Afficher en : Anglais - Espagnol
- 316. La plainte figure dans des communications de la Confédération unitaire des travailleurs des 15 mars et 26 avril 1982. Le gouvernement a répondu par des communications des 3 mai et 13 août 1982.
- 317. Le Costa Rica a ratifié la convention (no 87) sur la liberté syndicale et la protection du droit syndical, 1948, ainsi que la convention (no 98) sur le droit d'organisation et de négociation collective, 1949.
A. Allégations de l'organisation plaignante
A. Allégations de l'organisation plaignante
- 318. Dans sa communication du 15 mars 1982, la Confédération unitaire des travailleurs (CUT) allègue que l'Association syndicale des travailleurs des aqueducs et des égouts (ASTRAA) a été notamment expulsée de son local par la police.

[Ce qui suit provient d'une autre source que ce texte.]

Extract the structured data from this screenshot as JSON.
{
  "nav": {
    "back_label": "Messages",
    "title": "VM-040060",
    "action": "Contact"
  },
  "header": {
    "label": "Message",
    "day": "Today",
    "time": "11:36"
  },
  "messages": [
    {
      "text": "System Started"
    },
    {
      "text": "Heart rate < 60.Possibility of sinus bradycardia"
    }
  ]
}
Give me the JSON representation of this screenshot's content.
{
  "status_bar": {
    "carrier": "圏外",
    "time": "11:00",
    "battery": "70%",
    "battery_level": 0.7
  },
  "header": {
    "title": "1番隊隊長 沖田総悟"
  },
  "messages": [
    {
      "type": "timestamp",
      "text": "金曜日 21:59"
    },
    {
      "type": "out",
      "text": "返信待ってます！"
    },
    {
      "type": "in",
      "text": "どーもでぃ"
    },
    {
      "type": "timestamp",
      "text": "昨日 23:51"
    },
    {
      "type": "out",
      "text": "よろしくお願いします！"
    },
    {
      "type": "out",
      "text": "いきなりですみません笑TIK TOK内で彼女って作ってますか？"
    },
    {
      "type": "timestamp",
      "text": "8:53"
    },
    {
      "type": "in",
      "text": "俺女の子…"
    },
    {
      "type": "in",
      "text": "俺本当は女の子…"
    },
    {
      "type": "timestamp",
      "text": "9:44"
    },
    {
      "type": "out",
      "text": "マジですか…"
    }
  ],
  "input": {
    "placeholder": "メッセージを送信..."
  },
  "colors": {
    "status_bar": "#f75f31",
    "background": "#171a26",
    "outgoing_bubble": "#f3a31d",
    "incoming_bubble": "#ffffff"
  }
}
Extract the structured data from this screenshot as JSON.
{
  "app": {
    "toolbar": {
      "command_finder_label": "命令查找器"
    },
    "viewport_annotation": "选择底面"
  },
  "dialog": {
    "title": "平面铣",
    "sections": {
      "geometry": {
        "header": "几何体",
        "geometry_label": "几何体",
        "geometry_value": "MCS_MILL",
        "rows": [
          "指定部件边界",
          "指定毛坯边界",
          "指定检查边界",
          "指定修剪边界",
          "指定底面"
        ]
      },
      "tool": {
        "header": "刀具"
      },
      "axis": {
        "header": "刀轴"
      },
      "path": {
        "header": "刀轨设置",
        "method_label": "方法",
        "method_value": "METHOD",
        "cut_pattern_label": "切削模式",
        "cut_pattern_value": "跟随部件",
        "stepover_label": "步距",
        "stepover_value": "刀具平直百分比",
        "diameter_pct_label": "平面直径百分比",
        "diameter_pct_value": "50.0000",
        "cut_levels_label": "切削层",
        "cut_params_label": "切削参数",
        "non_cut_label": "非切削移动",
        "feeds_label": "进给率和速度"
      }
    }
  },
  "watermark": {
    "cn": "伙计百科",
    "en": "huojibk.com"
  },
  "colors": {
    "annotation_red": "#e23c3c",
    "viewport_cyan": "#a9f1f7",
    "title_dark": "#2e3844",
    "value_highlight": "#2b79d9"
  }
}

- 319. Dans sa communication du 26 avril 1982, la CUT se réfère ensuite au conflit collectif qui est intervenu dans les entreprises bananières Chiriqui Land Company et PAIS S.A. au mois de septembre 1981. L'organisation plaignante allègue qu'une convention collective absolument incorrecte a été signée le 8 septembre 1981 entre le Syndicat des travailleurs de la Chiriqui Land Company (SITRACHIRI) et l'entreprise et que, en violation des dispositions de l'article 276, alinéa c), du code du travail, cette convention n'a pas été soumise à l'assemblée générale pour approbation définitive. Elle ajoute que, là-dessus, les travailleurs ont demandé l'aide de l'Union des travailleurs agricoles de la province de Limón (UTRAL) pour contester la validité de la convention collective ainsi conclue - qu'elle qualifie de manoeuvre patronale puisque, selon les plaignants, le syndicat SITRACHIRI aurait été créé par la Chiriqui Land Company - et obtenir la signature d'une nouvelle convention collective qui résolve réellement les problèmes posés par les difficiles conditions de travail et de vie des travailleurs. A partir de ce moment a commencé un mouvement de démission massive du SITRACHIRI et d'affiliation à l'UTRAL, dont 400 des 500 travailleurs de la Chiriqui Land Company sont devenus membres. Malgré cela, l'entreprise a refusé de faire droit à la demande des travailleurs qui souhaitaient que leurs cotisations syndicales soient retenues sur leur salaire pour être versées à l'UTRAL.
- 320. En même temps, poursuit l'organisation plaignante, l'entreprise PAIS S.A. faisait pression sur ses travailleurs pour obtenir qu'ils signent un accord direct qui ne tenait pas compte de leurs intérêts, si bien que ceux-ci se sont affiliés en masse à l'UTRAL et ont demandé que des négociations soient engagées en vue de la conclusion d'une véritable convention collective. Finalement, l'entreprise a imposé l'accord direct.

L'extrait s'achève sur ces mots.